Katherine Bodor (b. 1994) graduated from Washington University in St. Louis in 2016 with a B.S. in Mechanical Engineering Applied Science and a second major in Music Composition, studying under Christopher Stark and Martin Kennedy. She has premiered new music with ensembles including the Third Wheel Trio, the Six Degree Singers, and the Washington University Chamber Choir.

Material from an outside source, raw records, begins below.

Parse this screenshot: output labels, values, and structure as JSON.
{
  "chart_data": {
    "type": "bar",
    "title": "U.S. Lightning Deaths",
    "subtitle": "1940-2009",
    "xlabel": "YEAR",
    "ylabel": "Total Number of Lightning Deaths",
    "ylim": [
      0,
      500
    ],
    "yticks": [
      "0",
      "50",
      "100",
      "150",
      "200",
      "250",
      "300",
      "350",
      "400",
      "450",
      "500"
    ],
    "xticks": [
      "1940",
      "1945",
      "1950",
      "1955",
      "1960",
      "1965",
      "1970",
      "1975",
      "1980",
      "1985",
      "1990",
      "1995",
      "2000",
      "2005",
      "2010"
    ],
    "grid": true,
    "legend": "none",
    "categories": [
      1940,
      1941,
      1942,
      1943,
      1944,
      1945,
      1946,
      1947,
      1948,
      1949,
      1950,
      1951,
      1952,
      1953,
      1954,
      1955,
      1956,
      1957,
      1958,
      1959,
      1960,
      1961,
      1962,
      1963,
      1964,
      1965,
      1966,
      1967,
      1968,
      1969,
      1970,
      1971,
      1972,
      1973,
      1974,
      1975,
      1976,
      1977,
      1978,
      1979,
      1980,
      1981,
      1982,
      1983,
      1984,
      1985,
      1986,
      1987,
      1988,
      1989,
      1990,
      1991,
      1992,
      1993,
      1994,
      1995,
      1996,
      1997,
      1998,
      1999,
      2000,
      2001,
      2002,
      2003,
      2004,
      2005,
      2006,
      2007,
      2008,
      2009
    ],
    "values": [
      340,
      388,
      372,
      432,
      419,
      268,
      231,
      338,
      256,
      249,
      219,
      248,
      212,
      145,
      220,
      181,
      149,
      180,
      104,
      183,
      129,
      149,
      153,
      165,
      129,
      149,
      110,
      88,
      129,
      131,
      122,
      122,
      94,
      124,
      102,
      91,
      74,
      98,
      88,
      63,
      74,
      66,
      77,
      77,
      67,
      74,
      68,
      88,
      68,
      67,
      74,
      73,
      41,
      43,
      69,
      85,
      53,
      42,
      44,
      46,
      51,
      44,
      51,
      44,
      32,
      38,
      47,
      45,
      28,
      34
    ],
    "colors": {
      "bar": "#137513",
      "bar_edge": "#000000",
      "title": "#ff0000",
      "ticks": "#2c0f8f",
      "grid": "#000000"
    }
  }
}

Currently pursuing an M.M. in Composition under Don Freund at the Jacobs School of Music, Bodor hopes to pursue music that viscerally impacts the listener while exploring what it means to be human. She is looking forward to premieres in 2018 with Chamber Project St. Louis, the Indiana University Symphonic Band and MacPhail Music Center.
Prior to undergrad, Bodor was classically trained in piano at MacPhail; during undergrad, she arranged for and directed a student-run a cappella group and fell in love with vocal expression. Her love of contemporary a cappella led her to her current work as an arranger and producer with The Vocal Company, a recording studio where some of the most prominent collegiate and high school a cappella groups create exciting, award-winning music.